Second problème : le bétail n'a pas bénéficié de la prophylaxie (mesure pour prévenir l'apparition, la propagation ou l'appartition d'une maladie) pourtant obligatoire, ce qui pause un sérieux problème alors que des bêtes sont sorties de l'exploitation sans que l'on sache exactement leur destination. Notons bien cependant qu'il n'y a aucun risque de santé publique, les maladies visées n'étant pas transmissibles à l'homme.

Les animaux présents ne sont ni ceux de l'inventaire, ni ceux qui ont subi un prélèvement
Au moment d'analyser les prélèvements réalisés par le vétérinaire, les services préfectoraux constatent que les animaux ne sont pas les mêmes que ceux de l'inventaire. S'en suivent trois déplacements sur l'exploitation en janvier 2018, avec un premier procès verbal et une mise en demeure alors que les animaux présents sur le site ne sont ni ceux de l'inventaire, ni ceux qui ont subi un prélèvement.
Un nouveau rendez-vous est organisé sur l'exploitation en juillet mais en l'absence de contention (cage ou barrières pour maintenir l'animal dans un petit périmètre), il est impossible pour le vétérinaire de procéder à la prophylaxie.

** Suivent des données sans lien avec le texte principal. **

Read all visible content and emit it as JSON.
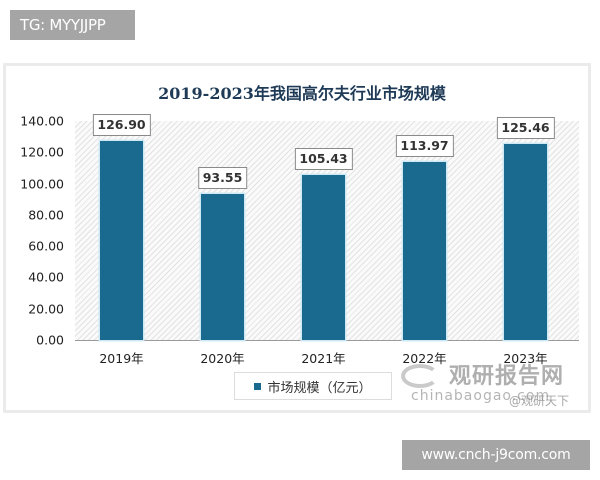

Un premier cadavre et un deuxième procès verbal
"On fait alors le tour de la parcelle", relate l'une des membres des services vétérinaires de la DDCSPP (direction départementale de la cohésion sociale et de la protection des populations) à la barre, "et on tombe sur un cadavre de bovin, d'au moins 48 heures, près de la nourriture avec donc des agents pathogènes et de sérieux risques d'infection".
Un deuxième procès verbal est dressé et le parquet en est informé, la détention d'un cadavre étant un délit. Dans le même temps, un âne, non identifié et non déclaré, a de grandes difficultés à se déplacer car ses sabots sont trop longs (un acte assimilable à de la maltraitance animale).

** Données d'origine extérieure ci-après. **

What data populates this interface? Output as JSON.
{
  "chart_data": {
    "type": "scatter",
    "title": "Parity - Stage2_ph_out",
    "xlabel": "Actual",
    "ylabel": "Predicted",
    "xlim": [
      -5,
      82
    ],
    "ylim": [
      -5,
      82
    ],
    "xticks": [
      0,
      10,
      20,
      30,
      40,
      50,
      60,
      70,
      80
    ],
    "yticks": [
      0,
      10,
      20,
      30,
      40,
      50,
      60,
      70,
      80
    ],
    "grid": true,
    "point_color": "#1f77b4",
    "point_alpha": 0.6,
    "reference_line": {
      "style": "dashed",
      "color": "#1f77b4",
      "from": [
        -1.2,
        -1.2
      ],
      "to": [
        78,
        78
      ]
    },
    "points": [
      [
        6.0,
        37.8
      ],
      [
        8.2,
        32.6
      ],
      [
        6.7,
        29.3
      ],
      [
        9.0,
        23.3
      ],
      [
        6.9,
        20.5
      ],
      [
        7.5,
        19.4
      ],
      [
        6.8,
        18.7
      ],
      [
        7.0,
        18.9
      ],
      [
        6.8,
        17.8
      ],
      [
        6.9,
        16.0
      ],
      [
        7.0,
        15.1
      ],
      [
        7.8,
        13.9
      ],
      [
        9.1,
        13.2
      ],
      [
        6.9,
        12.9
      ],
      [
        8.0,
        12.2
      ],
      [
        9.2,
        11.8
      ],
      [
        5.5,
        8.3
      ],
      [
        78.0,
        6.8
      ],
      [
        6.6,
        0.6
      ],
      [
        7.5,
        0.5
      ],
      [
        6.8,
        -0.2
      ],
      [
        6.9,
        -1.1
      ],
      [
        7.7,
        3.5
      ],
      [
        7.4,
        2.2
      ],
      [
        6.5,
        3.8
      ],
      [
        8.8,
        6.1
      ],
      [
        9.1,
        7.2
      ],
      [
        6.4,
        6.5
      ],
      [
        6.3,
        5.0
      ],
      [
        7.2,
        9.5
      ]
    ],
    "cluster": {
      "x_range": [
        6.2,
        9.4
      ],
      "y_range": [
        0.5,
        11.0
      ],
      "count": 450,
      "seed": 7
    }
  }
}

Un deuxième cadavre et une douzaine de chefs de poursuite
Puis en octobre, la police municipale d'Yssingeaux contacte les services vétérinaires. En arrivant sur place, ils découvrent le cadavre d'une jeune Aubrac de deux ans attachée par les cornes à un arbre. Privée d'eau et de nourriture, elle présente un important retard de croissance.
Ajoutez à cela quelques faits de divagations d'animaux et vous obtenez une douzaine de chefs de poursuite dans le dossier. Des faits qui demeurent relativement mineurs puisque dans ses réquisitions, le procureur de la République ne va requérir que des peines amendes.

"Si j'avais eu l'argent nécessaire, l'équarissage aurait été fait"
À la barre, l'agriculteur au RSA (revenu de solidarité active) ne cache pas ses difficultés. "Je n'arrive plus à me nourrir", déplore-t-il timidement. Pour la détention de cadavre, il tente de se justifier : "j'ai demandé à un ami d'appeler les services d'équarissage", avant d'avancer l'argument pécunier : "si j'avais eu l'argent nécessaire, l'équarissage aurait été fait". Le quinquagénaire reconnaît tous les faits, sauf l'âne, qu'il affirme ne pas être à lui. Étant sur sa propriété et en l'absence de traçabilité, il a tout de même été reconnu comme lui appartenant.
Aujourd'hui, le quinquagénaire produit encore un peu de foin mais il n'a plus d'animaux sur son exploitation. "J'ai eu plusieurs accidents, dont la clavicule cassée, je ne veux plus en entendre parler de ces animaux", répond-il à la présidente du tribunal, "je n'en veux plus du tout. Plus rien, plus rien", martèle-t-il.

Plus de 1 500 € d'amendes
Soulignant la pédagogie de la DDCSPP qui a réalisé plusieurs interventions avant d'en référer à la Justice, le procureur de la République estime que c'est la reponsabilité de l'éleveur d'appeler l'équarissage.
Quant à la seconde vache décédée, "elle avait à boire et à manger nous dit-il... mais elle est quand même morte", conclut-il.
Après délibérations, le tribunal correctionnel du Puy a prononcé une peine amende et le prévenu (coupable de tous les faits reprochés) devra verser 1540 € pour l'ensemble des infractions.